Dark Sentiments 2011 – Day 11: Of Ambrose Bierce
Posted By Randy on October 11, 2011

Ambrose Gwinnett Bierce in a portrait by J. H. E. Partington. Speaking for myself, I will not pose next to a skull I didn't harvest personally. Nobody knows Bierce's feelings on that.
On 7 October 2010 I published here my article concerned the curious life and end thereto of Mr. Edgar Allan Poe. Tonight I’ll speak to another literary legend with his own dark baggage – Ambrose Bierce.

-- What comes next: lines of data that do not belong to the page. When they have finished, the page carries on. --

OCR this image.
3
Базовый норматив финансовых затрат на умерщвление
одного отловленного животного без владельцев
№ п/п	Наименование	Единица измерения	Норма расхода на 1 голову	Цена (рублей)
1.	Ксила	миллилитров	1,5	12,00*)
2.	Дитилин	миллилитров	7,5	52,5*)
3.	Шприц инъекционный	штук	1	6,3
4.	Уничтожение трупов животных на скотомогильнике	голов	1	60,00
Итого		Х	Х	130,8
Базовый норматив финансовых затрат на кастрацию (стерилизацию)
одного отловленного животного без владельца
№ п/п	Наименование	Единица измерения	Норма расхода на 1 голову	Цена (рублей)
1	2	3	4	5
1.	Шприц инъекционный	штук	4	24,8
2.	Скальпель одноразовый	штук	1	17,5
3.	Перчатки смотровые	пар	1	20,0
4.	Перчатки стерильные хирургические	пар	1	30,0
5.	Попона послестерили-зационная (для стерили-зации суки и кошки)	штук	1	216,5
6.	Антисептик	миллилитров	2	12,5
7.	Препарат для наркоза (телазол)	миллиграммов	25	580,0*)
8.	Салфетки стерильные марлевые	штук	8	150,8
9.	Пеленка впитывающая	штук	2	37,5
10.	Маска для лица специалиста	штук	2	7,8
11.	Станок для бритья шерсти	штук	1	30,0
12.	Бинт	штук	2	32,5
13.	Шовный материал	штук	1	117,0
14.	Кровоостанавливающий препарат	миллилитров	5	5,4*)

Born 24 June 1842, Bierce was a prolific journalist and writer in such genres as the history of the American Civil War, in which he served and was wounded, as well as poetry, satire, and horror. He was a man of his times, and I personally enjoy the tone and style of his work, not least because of his delightful choice of titles including The Fiend’s Delight (his first book consisting of a collection of his articles, published in 1873) and The Devil’s Dictionary first published in book form in 1906 as The Cynic’s Workbook.
Bierce disappeared without a trace after what is alleged to have been his last known correspondence dated 26 December 1913, sent to Blanche Partington who was an intimate friend, held by many Bierce scholars to have been his lover. It’s said to have stated, in part, “As to me, I leave here tomorrow for an unknown destination.”
The story goes that he left in October of that year to tour some of the old Civil War battlefields he had known, and along the way crossed into Mexico where he decided to join Pancho Villa’s army as an observer. Much controversy surrounds what little is known, compounded by oral traditions that he was executed by firing squad in a church yard, allegations that his letter to Ms. Partington has never seen the light of day and was described by one chronicler as having been destroyed, and the fact that Bierce’s friend and biographer Walter Neale has publicly expressed his reasons for doubting that he would have ever gone to Mexico in the first place, for reasons both medical and political.
Whatever happened to Ambrose Bierce, a famous bit of prose from his pen was published in the San Francisco Examiner on 14 October 1888, and later included in his Can Such Things Be in 1893. It ironically – or perhaps not – tells the tale of a man’s complete and utter disappearance, and since has taken on the air of what I’ll grudgingly call urban legend. Ladies and Gentlemen, I present to you An Unfinished Race.
James Burne Worson was a shoemaker who lived in Leamington, Warwickshire, England. He had a little shop in one of the by-ways leading off the road to Warwick. In his humble sphere he was esteemed an honest man, although like many of his class in English towns he was somewhat addicted to drink. When in liquor he would make foolish wagers. On one of these too frequent occasions he was boasting of his prowess as a pedestrian and athlete, and the outcome was a match against nature. For a stake of one sovereign he undertook to run all the way to Coventry and back, a distance of something more than forty miles. This was on the 3d day of September in 1873. He set out at once, the man with whom he had made the bet – whose name is not remembered – accompanied by Barham Wise, a linen draper, and Hamerson Burns, a photographer, I think, following in a light cart or wagon.For several miles Worson went on very well, at an easy gait, without apparent fatigue, for he had really great powers of endurance and was not sufficiently intoxicated to enfeeble them. The three men in the wagon kept a short distance in the rear, giving him occasional friendly “chaff” or encouragement, as the spirit moved them. Suddenly – in the very middle of the roadway, not a dozen yards from them, and with their eyes full upon him – the man seemed to stumble, pitched headlong forward, uttered a terrible cry and vanished! He did not fall to the earth – he vanished before touching it. No trace of him was ever discovered.
After remaining at and about the spot for some time, with aimless irresolution, the three men returned to Leamington , told their astonishing story and were afterward taken into custody. But they were of good standing, had always been considered truthful, were sober at the time of the occurrence, and nothing ever transpired to discredit their sworn account of their extraordinary adventure, concerning the truth of which, nevertheless, public opinion was divided, throughout the United Kingdom. If they had something to conceal, their choice of means is certainly one of the most amazing ever made by sane human beings.